Sebastian Pruiti from NBA Playbook wondered whether the Mavericks unearthed how the rest of the league should defend Rajon Rondo. Read his post (NOW!), it’s great. Then return here for my own analysis to each of his points.
How did the Mavericks do it, according to Pruiti? And can every team do it?
1. Sag off Rondo and chase shooters:
Though most NBA teams sag off Rondo, many people have questioned that theory. I have related it to a quarterback in the pocket. If a defense doesn’t get pressure on the QB, he’s free to pick it apart at will. The more time receivers have to get open, the easier a QB’s job is. Rondo is very similar to a quarterback, mostly because he’s almost always looking to pass. If you don’t get pressure on him, he’ll find receivers.
The Mavs, according to Pruiti, decided to sag off Rondo. But there was a difference: they also did a phenomenal job of chasing shooters. The Mavericks ran the Celtics off the three-point arc all night, forcing contested mid-range jumpers. The Celtics shot only eight three-pointers against the Mavericks, and Ray Allen only managed two attempts. Even though Rondo was still afforded time to find open shooters, few were available.

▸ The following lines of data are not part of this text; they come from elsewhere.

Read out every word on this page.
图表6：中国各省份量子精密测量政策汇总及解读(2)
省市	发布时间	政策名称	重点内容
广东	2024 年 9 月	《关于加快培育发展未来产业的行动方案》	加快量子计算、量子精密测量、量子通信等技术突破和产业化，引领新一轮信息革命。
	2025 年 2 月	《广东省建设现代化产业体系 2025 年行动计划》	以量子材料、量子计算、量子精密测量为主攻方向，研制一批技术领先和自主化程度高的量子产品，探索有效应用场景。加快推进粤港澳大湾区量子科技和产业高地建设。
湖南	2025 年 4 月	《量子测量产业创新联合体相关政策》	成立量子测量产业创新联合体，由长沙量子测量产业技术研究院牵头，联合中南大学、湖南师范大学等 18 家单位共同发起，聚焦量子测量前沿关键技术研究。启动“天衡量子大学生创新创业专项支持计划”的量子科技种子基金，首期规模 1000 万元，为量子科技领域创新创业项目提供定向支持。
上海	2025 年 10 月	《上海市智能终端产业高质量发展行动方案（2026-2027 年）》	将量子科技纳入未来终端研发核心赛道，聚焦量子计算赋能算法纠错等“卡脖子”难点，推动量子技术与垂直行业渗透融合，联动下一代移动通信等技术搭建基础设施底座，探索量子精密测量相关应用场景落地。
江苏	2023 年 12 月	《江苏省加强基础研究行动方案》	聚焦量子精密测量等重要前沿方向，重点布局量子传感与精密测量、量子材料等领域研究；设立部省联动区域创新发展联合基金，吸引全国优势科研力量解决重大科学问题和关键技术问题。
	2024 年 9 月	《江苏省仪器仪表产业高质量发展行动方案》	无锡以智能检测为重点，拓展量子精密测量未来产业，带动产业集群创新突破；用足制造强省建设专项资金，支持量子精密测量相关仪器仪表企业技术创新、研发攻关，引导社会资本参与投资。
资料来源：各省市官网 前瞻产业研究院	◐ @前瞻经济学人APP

2. Keep Rondo out of the lane
Most teams want keep Rondo out of the lane, but the Mavericks took it one step further: they designed their whole defense to keep Rondo from acheiving paint touches. How, you ask? Pruiti came up with two ways.
- Switching Screens – I don’t think I need to explain what switching screens is. But the Mavericks are able to switch more effectively than most teams for two reasons. 1) Jason Kidd is a big point guard (both height and strength), as Pruiti mentioned. If Kidd switches onto a big man, he is able to at least bother a post-up. A team like the Magic, with the diminutive Jameer Nelson, couldn’t afford to switch big-to-Rondo screens. And 2) the Mavericks have versatile pieces. Shawn Marion and Caron Butler have the quickness and length to bother Rondo, at least a little. Even Tyson Chandler has the athleticism to keep Rondo in front of him, at least occasionally. Not every team has the option to switch, because most defenders aren’t so versatile.
- Attention, attention, attention – The Mavs’ main goal, said Pruiti, was to keep Rondo from getting into the paint. Thus they were more than willing to send two, and sometimes three, defenders Rondo’s way. This strategy may seem somewhat counterintuitive. Since Rondo is a pass-first, pass-second type of point guard, sending multiple defenders at him would seem to leave more of Rondo’s teammates open. But the extra defenders actually had a positive effect for the Mavericks, the same effect why a lot of people argue that more teams should pressure Rondo: the increased attention limited his passing lanes. He had a difficult time finding open teammates through the sea of long arms surrounding him at all times. Of course, this tactic only works if defensive rotations are impressive. The Mavericks, owners of the NBA’s 3rd-most efficient defense, have great rotations. They can afford to send two players Rondo’s way, knowing help defense will limit the effectiveness of the left-open Celtics. Not every team has enough faith in its rotations that it can afford to pay Rondo so much attention.
3. Force the passback
What’s a passback? Pruiti offers an example:
Notice in this play how Ray Allen was open for a split second under the hoop. Normally Rondo would be able to find Allen. But because Tyson Chandler is a long, athletic big man who does a decent job keeping Rondo in front of him, Rondo can’t find a passing lane. He is forced to pass the ball back to Kevin Garnett, who looks to be open. But the Mavericks’ quick rotations, again, force a tough midrange shot. Garnett shoots those better than most, but even Garnett shoots only 45% on long twos. Additionally, Pruiti notes, forcing backwards passes icreases the likelihood of steals and runouts.
The real key is Chandler’s athleticism. Rondo can blow by most big men, but Chandler’s quickness presents a unique challenge. Rondo chose to flatten out rather than attack, and the pass to KG was born. Of course, that pass often works. KG makes a living off midrange jumpers. But it isn’t necessarily the most efficient shot. Not only does KG shoot just 45%, but that shot almost never results in free throws.
So would the Mavericks’s strategy work for all teams?
It depends. Does it work best for them? Yes, it does. But not every team has the proper personnel to switch, and not every team is attentive enough to detail to put this strategy into motion. The Mavericks were able to make their strategy work because 1) They have a big point guard, 2) they have versatile wings, 3) they have a mobile center, and 4) they are well-coached.
Can every team defend Rondo this way? No. Not successfully, at least. But some teams might be better off giving the Mavericks’ blueprint a shot, especially after the final 7:24 of the Mavericks game brought nothing but Celtics offensive chaos.
Then again, Rondo still notched 11 points, 15 assists and six rebounds against the Mavs. There is more than one way to skin a cat, but some cats are almost impossible to skin.